Sumpah KH Hasyim
Asy’ari saat Ramadhan di Tanah Suci Makkah
Sebelum Hadratussyekh
KH Hasyim Asy’ari kembali ke Indonesia, pada saat menimba ilmu di Tanah Suci
Makkah, ia sempat bertemu dengan beberapa sahabatnya dari Afrika, Asia dan juga
negara-negara Arab.
Pertemuan itu
berlangsung pada suatu hari di bulan Ramadhan, di Masjidil Haram. Dalam
pertemuan tersebut lahirlah kesepakatan di antara mereka untuk mengangkat
sumpah di hadapan Multazam, dekat pintu di Ka’bah.
Isi dari sumpah itu
harus ditepati apabila mereka sudah sampai dan berada di negara masing-masing.
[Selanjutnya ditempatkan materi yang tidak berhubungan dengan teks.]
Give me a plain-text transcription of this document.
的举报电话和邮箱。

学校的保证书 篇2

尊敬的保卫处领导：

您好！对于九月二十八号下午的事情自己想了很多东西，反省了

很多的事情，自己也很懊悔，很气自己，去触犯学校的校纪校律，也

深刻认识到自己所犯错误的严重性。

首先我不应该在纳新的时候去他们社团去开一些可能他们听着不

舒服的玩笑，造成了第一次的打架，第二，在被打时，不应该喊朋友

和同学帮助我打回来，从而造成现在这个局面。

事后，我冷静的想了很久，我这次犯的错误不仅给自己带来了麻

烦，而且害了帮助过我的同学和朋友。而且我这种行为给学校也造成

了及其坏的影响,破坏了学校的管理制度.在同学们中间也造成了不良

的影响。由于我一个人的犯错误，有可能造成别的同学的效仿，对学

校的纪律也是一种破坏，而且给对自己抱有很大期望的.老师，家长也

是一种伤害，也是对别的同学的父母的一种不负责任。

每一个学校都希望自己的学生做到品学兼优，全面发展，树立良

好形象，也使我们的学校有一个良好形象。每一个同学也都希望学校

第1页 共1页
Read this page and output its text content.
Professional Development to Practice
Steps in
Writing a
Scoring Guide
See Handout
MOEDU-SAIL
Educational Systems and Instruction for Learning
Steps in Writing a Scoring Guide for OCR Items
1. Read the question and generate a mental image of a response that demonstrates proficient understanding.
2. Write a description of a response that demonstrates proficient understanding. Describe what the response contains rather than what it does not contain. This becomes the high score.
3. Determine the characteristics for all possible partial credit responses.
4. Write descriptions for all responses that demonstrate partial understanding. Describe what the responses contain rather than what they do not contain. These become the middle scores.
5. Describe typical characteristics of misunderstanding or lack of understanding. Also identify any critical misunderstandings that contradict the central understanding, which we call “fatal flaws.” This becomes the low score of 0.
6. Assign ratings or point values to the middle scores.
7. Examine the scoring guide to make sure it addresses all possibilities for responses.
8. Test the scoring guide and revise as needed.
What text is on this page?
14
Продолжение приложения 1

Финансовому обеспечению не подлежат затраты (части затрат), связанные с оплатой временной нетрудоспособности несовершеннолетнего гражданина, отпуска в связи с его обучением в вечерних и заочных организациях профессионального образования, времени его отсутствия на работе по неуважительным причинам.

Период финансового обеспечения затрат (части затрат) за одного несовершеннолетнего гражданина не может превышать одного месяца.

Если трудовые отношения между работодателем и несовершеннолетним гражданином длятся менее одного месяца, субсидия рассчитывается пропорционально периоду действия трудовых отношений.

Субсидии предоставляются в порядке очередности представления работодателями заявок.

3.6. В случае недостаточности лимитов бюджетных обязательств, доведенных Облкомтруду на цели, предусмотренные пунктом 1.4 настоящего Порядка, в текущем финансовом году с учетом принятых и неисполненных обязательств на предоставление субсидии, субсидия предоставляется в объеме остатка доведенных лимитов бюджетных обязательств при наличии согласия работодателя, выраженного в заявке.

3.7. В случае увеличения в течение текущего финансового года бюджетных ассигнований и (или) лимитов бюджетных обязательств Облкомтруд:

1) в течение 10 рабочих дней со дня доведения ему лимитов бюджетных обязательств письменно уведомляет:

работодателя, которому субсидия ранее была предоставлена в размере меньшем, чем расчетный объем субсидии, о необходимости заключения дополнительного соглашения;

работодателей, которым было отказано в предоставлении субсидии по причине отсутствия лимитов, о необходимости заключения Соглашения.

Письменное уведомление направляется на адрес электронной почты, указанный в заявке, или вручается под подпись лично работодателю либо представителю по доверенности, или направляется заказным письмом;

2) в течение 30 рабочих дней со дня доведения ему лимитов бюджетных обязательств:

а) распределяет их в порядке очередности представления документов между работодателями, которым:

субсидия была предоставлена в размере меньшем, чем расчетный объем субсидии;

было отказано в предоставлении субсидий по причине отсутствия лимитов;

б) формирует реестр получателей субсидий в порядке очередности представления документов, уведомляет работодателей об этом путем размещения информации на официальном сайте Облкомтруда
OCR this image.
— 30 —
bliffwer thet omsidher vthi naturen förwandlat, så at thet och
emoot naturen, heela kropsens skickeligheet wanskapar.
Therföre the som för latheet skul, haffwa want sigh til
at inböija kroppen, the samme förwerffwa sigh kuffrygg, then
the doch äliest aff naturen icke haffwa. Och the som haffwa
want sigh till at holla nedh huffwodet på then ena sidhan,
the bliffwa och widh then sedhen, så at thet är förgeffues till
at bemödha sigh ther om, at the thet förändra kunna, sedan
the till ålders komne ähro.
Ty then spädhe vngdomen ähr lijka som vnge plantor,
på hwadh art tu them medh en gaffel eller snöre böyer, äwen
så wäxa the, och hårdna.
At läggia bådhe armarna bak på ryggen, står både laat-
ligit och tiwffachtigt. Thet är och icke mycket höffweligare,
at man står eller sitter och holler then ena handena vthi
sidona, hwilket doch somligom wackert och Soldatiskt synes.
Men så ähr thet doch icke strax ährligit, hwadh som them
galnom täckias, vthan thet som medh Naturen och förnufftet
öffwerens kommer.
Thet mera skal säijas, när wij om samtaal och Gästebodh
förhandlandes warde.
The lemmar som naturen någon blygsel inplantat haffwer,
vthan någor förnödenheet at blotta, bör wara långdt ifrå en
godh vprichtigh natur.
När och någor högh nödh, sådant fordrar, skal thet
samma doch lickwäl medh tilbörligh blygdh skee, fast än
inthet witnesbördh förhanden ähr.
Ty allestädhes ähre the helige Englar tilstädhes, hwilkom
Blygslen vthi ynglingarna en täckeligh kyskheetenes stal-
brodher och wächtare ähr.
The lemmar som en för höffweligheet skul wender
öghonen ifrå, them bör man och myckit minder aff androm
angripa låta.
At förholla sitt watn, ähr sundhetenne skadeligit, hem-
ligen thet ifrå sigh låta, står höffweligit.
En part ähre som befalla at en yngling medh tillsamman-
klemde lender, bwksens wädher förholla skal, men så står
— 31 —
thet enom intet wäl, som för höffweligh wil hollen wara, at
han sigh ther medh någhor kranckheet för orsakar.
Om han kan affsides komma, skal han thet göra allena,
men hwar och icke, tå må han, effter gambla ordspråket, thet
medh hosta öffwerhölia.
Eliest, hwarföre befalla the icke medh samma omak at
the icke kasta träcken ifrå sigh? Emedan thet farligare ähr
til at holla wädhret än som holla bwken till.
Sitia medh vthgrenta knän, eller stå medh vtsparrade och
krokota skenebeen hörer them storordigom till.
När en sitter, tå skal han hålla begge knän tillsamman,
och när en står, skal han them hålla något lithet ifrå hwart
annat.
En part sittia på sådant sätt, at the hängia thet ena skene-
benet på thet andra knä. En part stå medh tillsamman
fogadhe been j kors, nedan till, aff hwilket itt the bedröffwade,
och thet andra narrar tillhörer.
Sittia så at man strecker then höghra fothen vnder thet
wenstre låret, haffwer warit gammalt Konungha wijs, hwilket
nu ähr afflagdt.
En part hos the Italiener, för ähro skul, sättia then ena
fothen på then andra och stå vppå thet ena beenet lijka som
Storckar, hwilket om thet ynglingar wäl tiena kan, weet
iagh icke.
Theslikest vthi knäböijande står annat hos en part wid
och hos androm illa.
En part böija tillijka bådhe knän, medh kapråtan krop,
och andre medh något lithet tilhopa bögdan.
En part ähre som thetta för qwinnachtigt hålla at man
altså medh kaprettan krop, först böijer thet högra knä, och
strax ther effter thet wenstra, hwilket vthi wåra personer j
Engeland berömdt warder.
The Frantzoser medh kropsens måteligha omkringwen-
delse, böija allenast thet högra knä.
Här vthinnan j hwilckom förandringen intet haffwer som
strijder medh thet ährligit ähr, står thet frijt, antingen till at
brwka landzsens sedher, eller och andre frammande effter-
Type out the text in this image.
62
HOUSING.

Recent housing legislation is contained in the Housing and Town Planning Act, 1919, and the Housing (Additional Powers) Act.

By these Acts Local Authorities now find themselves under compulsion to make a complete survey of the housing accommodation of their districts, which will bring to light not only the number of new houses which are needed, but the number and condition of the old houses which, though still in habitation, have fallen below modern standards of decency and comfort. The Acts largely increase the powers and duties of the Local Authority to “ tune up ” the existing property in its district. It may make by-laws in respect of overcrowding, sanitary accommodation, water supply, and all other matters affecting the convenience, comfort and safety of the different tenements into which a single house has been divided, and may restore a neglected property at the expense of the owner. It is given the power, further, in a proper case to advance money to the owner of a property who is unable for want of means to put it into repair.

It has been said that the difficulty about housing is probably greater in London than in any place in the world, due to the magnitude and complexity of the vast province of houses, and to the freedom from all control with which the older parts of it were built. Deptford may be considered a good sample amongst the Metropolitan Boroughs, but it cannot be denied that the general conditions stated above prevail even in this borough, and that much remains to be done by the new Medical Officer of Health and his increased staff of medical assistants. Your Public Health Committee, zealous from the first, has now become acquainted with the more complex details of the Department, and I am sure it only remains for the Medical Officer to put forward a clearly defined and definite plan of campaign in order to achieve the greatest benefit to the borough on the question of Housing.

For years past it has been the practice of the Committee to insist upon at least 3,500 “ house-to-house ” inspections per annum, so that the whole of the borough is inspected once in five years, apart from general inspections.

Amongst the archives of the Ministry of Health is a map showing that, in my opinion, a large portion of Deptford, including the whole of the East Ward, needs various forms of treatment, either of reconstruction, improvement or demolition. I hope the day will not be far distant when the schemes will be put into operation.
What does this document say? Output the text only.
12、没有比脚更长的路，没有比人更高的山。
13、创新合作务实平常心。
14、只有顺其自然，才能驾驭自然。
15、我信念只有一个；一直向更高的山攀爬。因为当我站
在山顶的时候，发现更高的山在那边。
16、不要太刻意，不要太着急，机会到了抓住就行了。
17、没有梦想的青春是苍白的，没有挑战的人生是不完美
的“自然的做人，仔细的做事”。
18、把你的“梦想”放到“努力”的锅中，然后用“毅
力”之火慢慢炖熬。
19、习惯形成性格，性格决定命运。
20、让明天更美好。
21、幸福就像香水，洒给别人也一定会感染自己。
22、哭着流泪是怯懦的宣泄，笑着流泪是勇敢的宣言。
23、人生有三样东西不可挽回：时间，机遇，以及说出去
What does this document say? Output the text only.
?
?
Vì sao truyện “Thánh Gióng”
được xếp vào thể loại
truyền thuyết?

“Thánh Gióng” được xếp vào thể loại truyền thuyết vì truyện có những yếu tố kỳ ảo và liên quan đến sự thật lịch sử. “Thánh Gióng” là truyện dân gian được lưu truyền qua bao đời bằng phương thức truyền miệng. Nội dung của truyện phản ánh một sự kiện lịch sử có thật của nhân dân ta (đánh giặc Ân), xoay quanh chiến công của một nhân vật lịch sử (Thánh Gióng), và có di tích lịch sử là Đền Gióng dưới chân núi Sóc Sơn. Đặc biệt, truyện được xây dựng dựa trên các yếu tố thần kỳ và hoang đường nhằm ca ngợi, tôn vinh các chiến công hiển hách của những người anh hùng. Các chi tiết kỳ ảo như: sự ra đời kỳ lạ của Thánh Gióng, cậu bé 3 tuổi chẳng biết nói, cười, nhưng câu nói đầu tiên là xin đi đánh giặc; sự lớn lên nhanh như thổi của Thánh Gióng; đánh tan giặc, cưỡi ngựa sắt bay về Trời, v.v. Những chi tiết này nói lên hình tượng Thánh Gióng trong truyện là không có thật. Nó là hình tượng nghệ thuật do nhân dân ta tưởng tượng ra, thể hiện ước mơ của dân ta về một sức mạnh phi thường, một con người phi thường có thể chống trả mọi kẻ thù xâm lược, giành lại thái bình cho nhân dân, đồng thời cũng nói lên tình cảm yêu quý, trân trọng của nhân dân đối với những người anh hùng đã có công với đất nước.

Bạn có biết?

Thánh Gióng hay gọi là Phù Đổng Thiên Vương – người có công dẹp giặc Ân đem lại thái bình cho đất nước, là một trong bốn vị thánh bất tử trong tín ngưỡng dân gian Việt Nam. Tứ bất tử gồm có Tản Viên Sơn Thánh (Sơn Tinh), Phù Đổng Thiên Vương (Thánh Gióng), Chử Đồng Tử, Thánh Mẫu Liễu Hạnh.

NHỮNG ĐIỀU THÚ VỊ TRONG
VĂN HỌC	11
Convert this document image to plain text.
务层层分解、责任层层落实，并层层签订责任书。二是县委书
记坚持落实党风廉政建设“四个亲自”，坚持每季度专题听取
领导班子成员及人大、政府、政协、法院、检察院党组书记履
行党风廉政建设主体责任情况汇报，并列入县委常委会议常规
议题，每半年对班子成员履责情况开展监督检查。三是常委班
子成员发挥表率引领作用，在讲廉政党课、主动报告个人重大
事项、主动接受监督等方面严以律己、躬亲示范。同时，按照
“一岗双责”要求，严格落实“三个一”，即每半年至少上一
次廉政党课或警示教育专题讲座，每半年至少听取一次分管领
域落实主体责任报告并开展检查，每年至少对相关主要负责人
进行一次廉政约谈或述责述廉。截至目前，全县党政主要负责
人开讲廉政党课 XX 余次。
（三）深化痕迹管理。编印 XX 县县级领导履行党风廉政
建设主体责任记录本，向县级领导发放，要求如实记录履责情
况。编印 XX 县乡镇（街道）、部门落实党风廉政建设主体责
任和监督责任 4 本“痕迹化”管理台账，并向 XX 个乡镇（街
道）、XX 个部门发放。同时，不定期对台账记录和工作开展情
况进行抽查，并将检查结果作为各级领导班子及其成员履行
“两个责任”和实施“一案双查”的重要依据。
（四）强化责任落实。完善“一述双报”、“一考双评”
Janji tersebut berupa tekad untuk berjuang di jalan Allah SWT demi tegaknya
agama Islam dan berusaha mempersatukan umat Islam dalam kegiatan penyebaran
ilmu peugetahmn serta pendalaman ilmu agama Islam.
Menurut Choirul Anam
dalam Pertumbuhan dan Perkembangan NU, kisah itu tercantum dalam buku
Muhammad Asad Shahab berjudul Al-‘allamah Muhammad Hasyim Asy’ari.
Choirul Anam
berpendapat, mudah dimengerti apabila tekad tersebut perlu dicetuskan bersama
dan dengan mengangkat sumpah karena pada saat itu kondisi sosial politik di
negara-negara Timur hampir bernasib sama, yakni berada di bawah kekuasaan
penjajahan bangsa Barat.
Hadratussyekh KH
Hasyim Asy’ari samenepati janjinya saat ia tiba di Tanah Air. Pada 1899 Masehi,
ia mendirikan pesantren Tebuireng di Jombang. Dari pesantren ini kemudian
dihimpun calon-calon pejuang muslim yang tangguh, yang mampu memelihara,
melestarikan, megamalkan dan mengembangkan ajaran Islam ke pelosok
Nusantara.
Menurut catatan
Jepang, sebagaimana dikutip Choirul Anam di buku yang sama, pada 1942, santri
Tebuireng yang telah menjadi almuni dan masih mondok sekitar 25.000
orang.
Namun gerak-gerik
Hadratussyekh KH Hasyim Asy’ari tidak pernah luput dari sorotan mata-mata
Belanda. Pesantren Tebuireng banyak menemui hambatan dengan tuduhan
bermacam-macam. Tuduhan yang biasa dilontarkan adalah sebagai biang kerusuhan
dan pembunuhan. Setiap terjadi pembunuhan di sekitar Jombang, pastilah santri
Tebuireng yang menjadi sasaran untuk dikriminalisasikan.
Dengan dalih
tuduhan-tuduhan itulah, pemerintah Hindia Belanda seringkali memberikan teguran
yang inti pokoknya meminta Hadratussyekh KH Hasyim Asy’ari untuk menghentikan
kegiatannya. Namun hal itu sama sekali tidak mempengaruhi semangat juangnya.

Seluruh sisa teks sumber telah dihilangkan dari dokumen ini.